La democracia ha dado un salto en Colombia con el ascenso de la izquierda, celebra por su parte el analista León Valencia, uno de los primeros en promover la idea de un gabinete alternativo. “Si hubiese ganado Iván Cepeda la Presidencia habría aprovechado la experiencia de Petro con sus errores y aciertos para hacer un mejor Gobierno, pero ganó De la Espriella y el progresismo hará una oposición de mayor calidad y consistencia y más constructiva que la realizada por la derecha”, vaticina en su lectura. “Esas cosas elevan o favorecen mucho la democracia, porque les exigen a los otros que cada medida que toman, cada discurso que echan, tenga cierta calidad”, apunta el director de la Fundación Pares.
“Es una idea que empezamos a plantear distintas personas al interior del Pacto, e inclusive por fuera del Pacto”, relata a este periódico María José Pizarro, que acaba de terminar su periodo como senadora y fue la jefa de debate de la campaña de Iván Cepeda.

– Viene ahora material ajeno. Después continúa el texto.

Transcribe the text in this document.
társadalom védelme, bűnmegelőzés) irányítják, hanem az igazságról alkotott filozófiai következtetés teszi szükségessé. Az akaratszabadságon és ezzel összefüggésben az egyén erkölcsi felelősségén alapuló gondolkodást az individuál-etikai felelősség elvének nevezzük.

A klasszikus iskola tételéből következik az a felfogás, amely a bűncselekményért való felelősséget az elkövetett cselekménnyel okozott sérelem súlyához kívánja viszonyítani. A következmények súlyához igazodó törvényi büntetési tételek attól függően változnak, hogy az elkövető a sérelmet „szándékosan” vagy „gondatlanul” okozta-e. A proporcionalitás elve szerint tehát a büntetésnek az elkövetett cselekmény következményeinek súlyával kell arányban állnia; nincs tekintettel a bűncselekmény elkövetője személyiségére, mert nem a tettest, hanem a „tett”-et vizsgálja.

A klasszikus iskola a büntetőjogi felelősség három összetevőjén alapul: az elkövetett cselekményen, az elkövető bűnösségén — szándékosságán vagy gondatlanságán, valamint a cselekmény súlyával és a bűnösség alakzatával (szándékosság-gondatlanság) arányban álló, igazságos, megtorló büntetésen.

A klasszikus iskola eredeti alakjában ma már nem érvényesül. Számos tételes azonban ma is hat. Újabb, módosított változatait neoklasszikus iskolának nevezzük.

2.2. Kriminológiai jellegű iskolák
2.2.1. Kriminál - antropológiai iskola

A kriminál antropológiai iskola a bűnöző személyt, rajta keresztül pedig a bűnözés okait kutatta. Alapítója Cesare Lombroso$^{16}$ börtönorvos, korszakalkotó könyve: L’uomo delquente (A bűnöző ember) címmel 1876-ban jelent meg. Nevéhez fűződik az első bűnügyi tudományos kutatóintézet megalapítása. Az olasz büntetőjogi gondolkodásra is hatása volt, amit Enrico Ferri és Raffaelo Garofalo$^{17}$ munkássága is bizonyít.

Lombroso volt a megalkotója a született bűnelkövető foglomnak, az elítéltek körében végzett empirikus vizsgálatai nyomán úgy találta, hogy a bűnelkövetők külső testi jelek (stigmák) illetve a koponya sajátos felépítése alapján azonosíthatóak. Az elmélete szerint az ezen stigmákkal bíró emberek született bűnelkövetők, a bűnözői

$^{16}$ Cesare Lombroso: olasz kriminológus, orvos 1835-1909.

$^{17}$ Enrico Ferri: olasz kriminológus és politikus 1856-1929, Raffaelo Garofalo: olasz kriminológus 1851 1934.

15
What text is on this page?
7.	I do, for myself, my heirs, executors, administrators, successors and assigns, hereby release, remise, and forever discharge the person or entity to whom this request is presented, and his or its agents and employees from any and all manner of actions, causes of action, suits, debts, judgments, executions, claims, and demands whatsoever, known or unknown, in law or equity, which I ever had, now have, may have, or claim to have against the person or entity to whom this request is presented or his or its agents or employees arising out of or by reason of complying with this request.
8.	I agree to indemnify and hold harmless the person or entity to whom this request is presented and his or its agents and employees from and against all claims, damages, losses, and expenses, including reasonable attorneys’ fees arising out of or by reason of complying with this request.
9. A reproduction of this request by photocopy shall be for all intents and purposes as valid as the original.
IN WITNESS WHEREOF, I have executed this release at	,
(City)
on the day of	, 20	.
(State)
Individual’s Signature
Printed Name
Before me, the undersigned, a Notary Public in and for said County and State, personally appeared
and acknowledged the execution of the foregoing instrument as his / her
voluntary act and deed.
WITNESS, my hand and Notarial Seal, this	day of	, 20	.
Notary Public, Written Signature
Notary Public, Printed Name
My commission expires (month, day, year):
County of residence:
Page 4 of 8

Es una “conversación” en marcha sobre cómo debería ser el ejercicio de la oposición del partido en los próximos cuatro años, más allá de la bancada parlamentaria o desde posiciones meramente reactivas de los liderazgos políticos, explica. “Se trata de hacer una oposición que tenga una vocación muy técnica, muy sólida, que nos permita hacerle seguimiento a la política pública que se implementó durante este Gobierno y a la que, por supuesto, ya está proponiendo el entrante, de defender los avances en las transformaciones”, agrega.

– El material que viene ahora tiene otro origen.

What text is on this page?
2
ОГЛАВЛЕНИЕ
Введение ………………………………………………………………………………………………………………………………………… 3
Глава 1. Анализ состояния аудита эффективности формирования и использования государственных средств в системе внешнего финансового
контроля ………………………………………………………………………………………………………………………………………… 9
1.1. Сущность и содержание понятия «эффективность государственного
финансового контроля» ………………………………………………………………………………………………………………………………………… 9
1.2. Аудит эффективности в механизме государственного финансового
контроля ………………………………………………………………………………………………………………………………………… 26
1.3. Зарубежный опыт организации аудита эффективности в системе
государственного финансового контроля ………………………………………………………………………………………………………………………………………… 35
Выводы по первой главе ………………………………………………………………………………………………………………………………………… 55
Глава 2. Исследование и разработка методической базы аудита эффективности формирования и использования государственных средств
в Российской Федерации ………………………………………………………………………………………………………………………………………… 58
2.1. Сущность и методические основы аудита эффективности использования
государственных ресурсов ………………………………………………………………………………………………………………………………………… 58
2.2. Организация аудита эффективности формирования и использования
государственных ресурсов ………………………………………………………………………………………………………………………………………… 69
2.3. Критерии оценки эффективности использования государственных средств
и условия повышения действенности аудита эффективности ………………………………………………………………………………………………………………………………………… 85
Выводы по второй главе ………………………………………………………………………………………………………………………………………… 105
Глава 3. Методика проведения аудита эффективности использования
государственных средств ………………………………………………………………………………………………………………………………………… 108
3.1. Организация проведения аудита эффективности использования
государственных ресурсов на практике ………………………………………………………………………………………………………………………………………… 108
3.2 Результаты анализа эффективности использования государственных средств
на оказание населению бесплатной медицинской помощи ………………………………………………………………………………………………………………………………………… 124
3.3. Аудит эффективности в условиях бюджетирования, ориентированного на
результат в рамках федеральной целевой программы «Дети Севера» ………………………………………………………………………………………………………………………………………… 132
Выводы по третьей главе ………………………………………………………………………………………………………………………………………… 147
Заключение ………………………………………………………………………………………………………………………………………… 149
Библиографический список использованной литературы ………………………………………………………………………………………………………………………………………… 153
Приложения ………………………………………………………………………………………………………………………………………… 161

Con liderazgos ya formados al interior del Gobierno, un partido unitario y sectores democráticos y progresistas que se reúnen en la Alianza por la Vida, la coalición electoral que respaldaba a Cepeda, ha surgido esa reflexión sobre cómo ejercer una oposición “inteligente, cualificada y especializada cartera por cartera”, explica Pizarro, copresidenta del Pacto Histórico. Contar con esas vocerías políticas cualificadas permite una reacción técnica a lo que va sucediendo y una respuesta rápida a las decisiones que vaya tomando el Gobierno, defiende. “Tenemos una mirada que hemos podido probar con éxito en materia económica, de transición energética, en cada uno de los sectores de este país. Ese espacio tiene que sustentarse en datos verificables y una conexión directa con la ciudadanía”, sostiene.

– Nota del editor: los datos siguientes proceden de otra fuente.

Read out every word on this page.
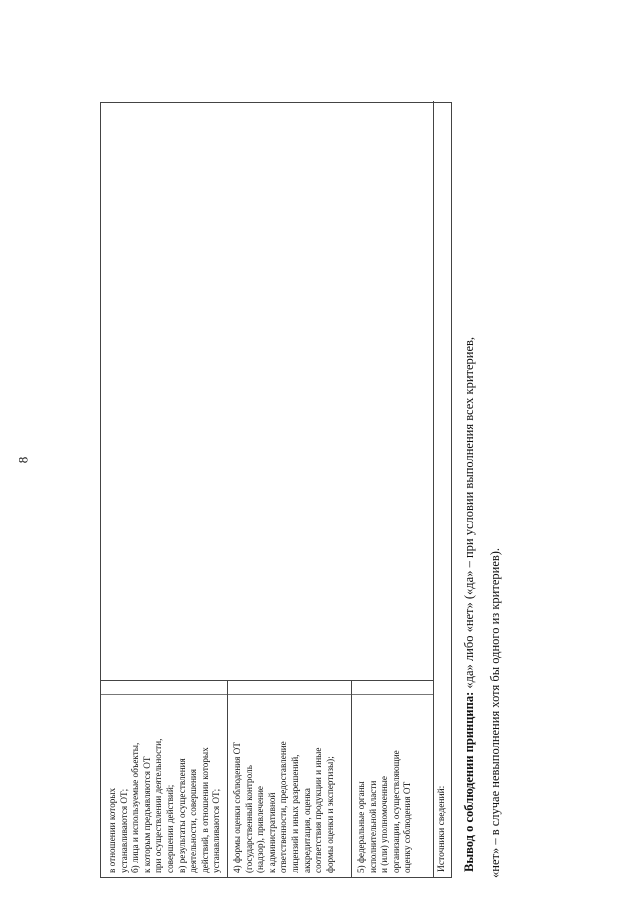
в отношении которых устанавливаются ОТ; б) лица и используемые объекты, к которым предъявляются ОТ при осуществлении деятельности, совершении действий; в) результаты осуществления деятельности, совершения действий, в отношении которых устанавливаются ОТ; 4) формы оценки соблюдения ОТ (государственный контроль (надзор), привлечение к административной ответственности, предоставление лицензий и иных разрешений, аккредитация, оценка соответствия продукции и иные формы оценки и экспертизы); 5) федеральные органы исполнительной власти и (или) уполномоченные организации, осуществляющие оценку соблюдения ОТ	Источники сведений:	Вывод о соблюдении принципа: «да» либо «нет» («да» – при условии выполнения всех критериев,
«нет» – в случае невыполнения хотя бы одного из критериев).
8
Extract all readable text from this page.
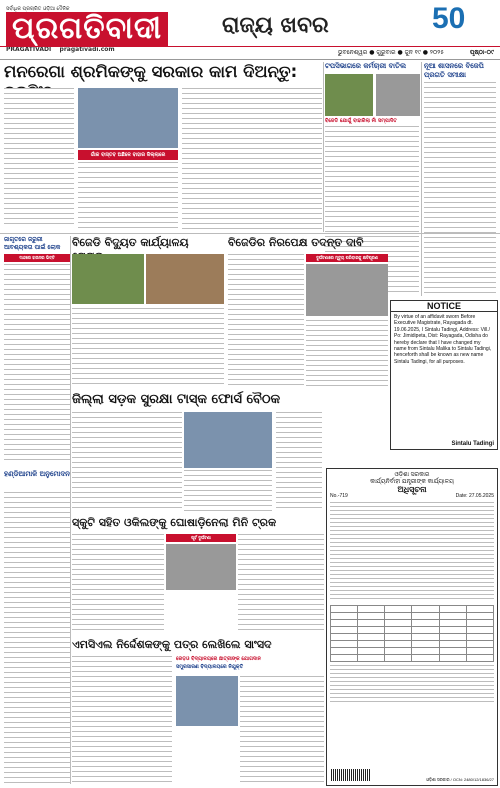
ସର୍ବାଧିକ ପ୍ରଚାରିତ ଓଡ଼ିଆ ଦୈନିକ
ପ୍ରଗତିବାଦୀ
PRAGATIVADI pragativadi.com
ରାଜ୍ୟ ଖବର	50
ଭୁବନେଶ୍ୱର ● ଗୁରୁବାର ● ଜୁନ ୧୯ ● ୨୦୨୫	ପୃଷ୍ଠା-୦୯
ମନରେଗା ଶ୍ରମିକଙ୍କୁ ସରକାର କାମ ଦିଅନ୍ତୁ:
ଗାଁକ ବାସ୍ତବ ଅଛିଳେ ବାହାର ଜିଲ୍ଲାରେ
ଟପସିଭାଗରେ କର୍ମଚାରୀ ବାତିଲ
ବିଜେଡି ଯୋଗୁଁ ବାହାରିଲା ନାଁ ସମ୍ପାଦିତ
ନୂଆ ଶାସନରେ ବିଜେପି ପ୍ରଗତି ସମୀକ୍ଷା
ଜାଗୃତରେ ଜରୁରୀ ଆବଶ୍ୟକତା ପାଇଁ ଲୋକ
ଦାନ୍ଦରେ ହାଉସର ଭିତ୍ତି
ବିଜେଡି ବିଦ୍ୟୁତ କାର୍ଯ୍ୟାଳୟ	ବିଜେଡିର ନିରପେକ୍ଷ ତଦନ୍ତ ଦାବି
ଦୁର୍ଘଟଣାରେ ମୃତ୍ୟୁ ପରିବାରକୁ କ୍ଷତିପୂରଣ
NOTICE
By virtue of an affidavit sworn Before Executive Magistrate, Rayagada dt. 19.06.2025, I Sintalu Tadingi, Address: Vill./ Po: Jimidipeta, Dist: Rayagada, Odisha do hereby declare that I have changed my name from Sintalu Malika to Sintalu Tadingi, henceforth shall be known as new name Sintalu Tadingi, for all purposes.
Sintalu Tadingi
ହଣ୍ଡିଆମାଳି ଅନୁମୋଦନ
ଜିଲ୍ଲା ସଡ଼କ ସୁରକ୍ଷା ଟାସ୍କ ଫୋର୍ସ ବୈଠକ
ସ୍କୁଟି ସହିତ ଓକିଲଙ୍କୁ ଘୋଷାଡ଼ିନେଲା ମିନି ଟ୍ରକ
ପୂର୍ବ ଦୁର୍ଘଟଣା
ଏମସିଏଲ ନିର୍ଦ୍ଦେଶକଙ୍କୁ ପତ୍ର ଲେଖିଲେ ସାଂସଦ
ରେଡ଼ଓ ବିଦ୍ୟାଳୟରେ ଛାତ୍ରୀଙ୍କ ଯୋଗଦାନ
ସମ୍ପ୍ରସାରଣ ବିଦ୍ୟାଳୟରେ ନିଯୁକ୍ତି
ଓଡ଼ିଶା ସରକାର
କାର୍ଯ୍ୟନିର୍ବାହୀ ଯନ୍ତ୍ରୀଙ୍କ କାର୍ଯ୍ୟାଳୟ
ଅଧିସୂଚନା
No.-719	Date: 27.05.2025

ଓଡ଼ିଶା ସରକାର / OCN: 2480/12/1836/27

La política británica no es el único ejemplo que están estudiando, pues ese caso se ajusta a un régimen parlamentario que es distinto al presidencialismo colombiano, concede la dirigente del Pacto. Invoca el ejercicio de oposición robusto que se realizó en Brasil en los tiempos de Jair Bolsonaro –y que después permitió el regreso al poder de Luiz Inácio Lula da Silva–, o también la oposición que ejerció en México Andrés Manuel López Obrador antes de alcanzar la Presidencia.
Todavía hay muchos detalles por definir. Para empezar, de dónde saldrían los miembros de ese gabinete alternativo, si serían solo del Pacto Histórico o también de los aliados que conformaron la Alianza por la Vida, que incluía a los partidos Alianza Verde, En Marcha y disidentes del liberalismo, entre otras fuerzas políticas. “Es una conversación, no es algo que esté saldado”, reitera Pizarro al defender que debe ser un ejercicio incluyente. “Es una oposición que tiene que hacerse de manera muy distinta a como se hizo en el pasado, cuando no habíamos sido Gobierno. Eso implica integrar voces, experiencias y conocimientos”.